Un producto deficiente por daño tiene una enorme repercusión tanto en términos de pérdidas económicas para un negocio, como en la imagen del mismo. Es por esto que la importancia de un embalaje se convirtió en algo crucial para las compañías. Desde Ironpack les compartimos una breve guía para un embalaje sencillo y apropiado según el producto.

En primer lugar, se debe analizar la naturaleza del producto a proteger. Por ejemplo, un factor influyente es el peso del mismo. La personalización del embalaje es una garantía de resguardo.

En segundo lugar, cada producto debe ir en su propio empaque. Esto potencia las posibilidades de protección pero también permite que, ante cualquier eventualidad, no se desate un efecto cascada, arruinando el resto de los materiales.

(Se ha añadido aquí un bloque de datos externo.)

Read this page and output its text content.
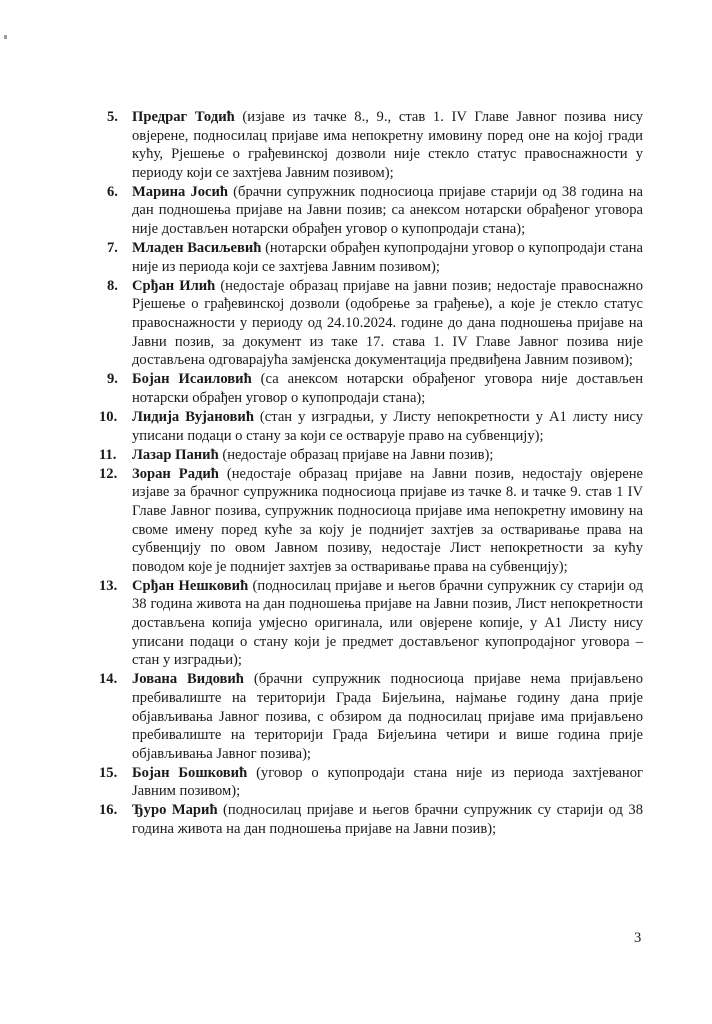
5. Предраг Тодић (изјаве из тачке 8., 9., став 1. IV Главе Јавног позива нису овјерене, подносилац пријаве има непокретну имовину поред оне на којој гради кућу, Рјешење о грађевинској дозволи није стекло статус правоснажности у периоду који се захтјева Јавним позивом);
6. Марина Јосић (брачни супружник подносиоца пријаве старији од 38 година на дан подношења пријаве на Јавни позив; са анексом нотарски обрађеног уговора није достављен нотарски обрађен уговор о купопродаји стана);
7. Младен Васиљевић (нотарски обрађен купопродајни уговор о купопродаји стана није из периода који се захтјева Јавним позивом);
8. Срђан Илић (недостаје образац пријаве на јавни позив; недостаје правоснажно Рјешење о грађевинској дозволи (одобрење за грађење), а које је стекло статус правоснажности у периоду од 24.10.2024. године до дана подношења пријаве на Јавни позив, за документ из таке 17. става 1. IV Главе Јавног позива није достављена одговарајућа замјенска документација предвиђена Јавним позивом);
9. Бојан Исаиловић (са анексом нотарски обрађеног уговора није достављен нотарски обрађен уговор о купопродаји стана);
10. Лидија Вујановић (стан у изградњи, у Листу непокретности у А1 листу нису уписани подаци о стану за који се остварује право на субвенцију);
11. Лазар Панић (недостаје образац пријаве на Јавни позив);
12. Зоран Радић (недостаје образац пријаве на Јавни позив, недостају овјерене изјаве за брачног супружника подносиоца пријаве из тачке 8. и тачке 9. став 1 IV Главе Јавног позива, супружник подносиоца пријаве има непокретну имовину на своме имену поред куће за коју је поднијет захтјев за остваривање права на субвенцију по овом Јавном позиву, недостаје Лист непокретности за кућу поводом које је поднијет захтјев за остваривање права на субвенцију);
13. Срђан Нешковић (подносилац пријаве и његов брачни супружник су старији од 38 година живота на дан подношења пријаве на Јавни позив, Лист непокретности достављена копија умјесно оригинала, или овјерене копије, у А1 Листу нису уписани подаци о стану који је предмет достављеног купопродајног уговора – стан у изградњи);
14. Јована Видовић (брачни супружник подносиоца пријаве нема пријављено пребивалиште на територији Града Бијељина, најмање годину дана прије објављивања Јавног позива, с обзиром да подносилац пријаве има пријављено пребивалиште на територији Града Бијељина четири и више година прије објављивања Јавног позива);
15. Бојан Бошковић (уговор о купопродаји стана није из периода захтјеваног Јавним позивом);
16. Ђуро Марић (подносилац пријаве и његов брачни супружник су старији од 38 година живота на дан подношења пријаве на Јавни позив);
3
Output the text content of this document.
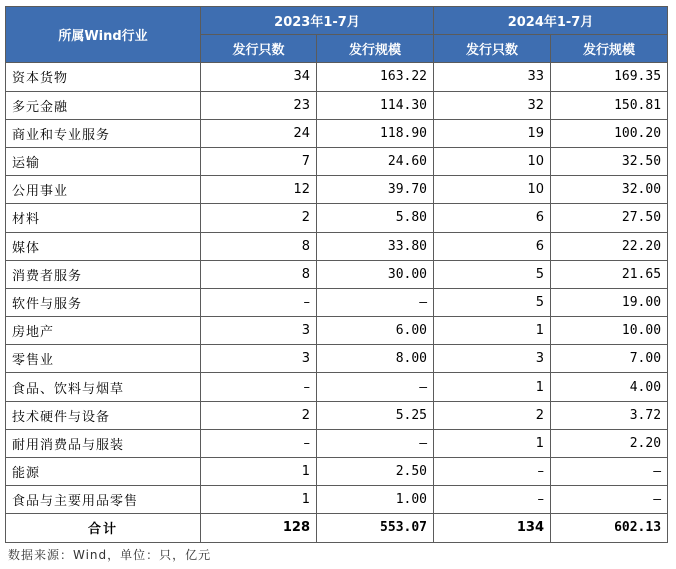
所属Wind行业	2023年1-7月		2024年1-7月	
	发行只数	发行规模	发行只数	发行规模
资本货物	34	163.22	33	169.35
多元金融	23	114.30	32	150.81
商业和专业服务	24	118.90	19	100.20
运输	7	24.60	10	32.50
公用事业	12	39.70	10	32.00
材料	2	5.80	6	27.50
媒体	8	33.80	6	22.20
消费者服务	8	30.00	5	21.65
软件与服务	–	–	5	19.00
房地产	3	6.00	1	10.00
零售业	3	8.00	3	7.00
食品、饮料与烟草	–	–	1	4.00
技术硬件与设备	2	5.25	2	3.72
耐用消费品与服装	–	–	1	2.20
能源	1	2.50	–	–
食品与主要用品零售	1	1.00	–	–
合计	128	553.07	134	602.13
数据来源：Wind，单位：只，亿元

Otro aspecto a considerar es el material de protección. Debe ser lo suficientemente resistente, pero también cómodo para el traslado. Y por supuesto, soportar cualquier golpe así como ser resistente al agua. El material debe inmovilizar y amortiguar.
Por último, el cierre también resulta importante. Los embalajes de Ironpack van adentro de una caja o packaging que el cliente nos indica, por eso esta última tarea es esencial: un buen cierre sirve como un filtro más para la protección del producto. Por eso, antes de diseñar el empaque, se estudia con cuidado cuál será el contenedor final.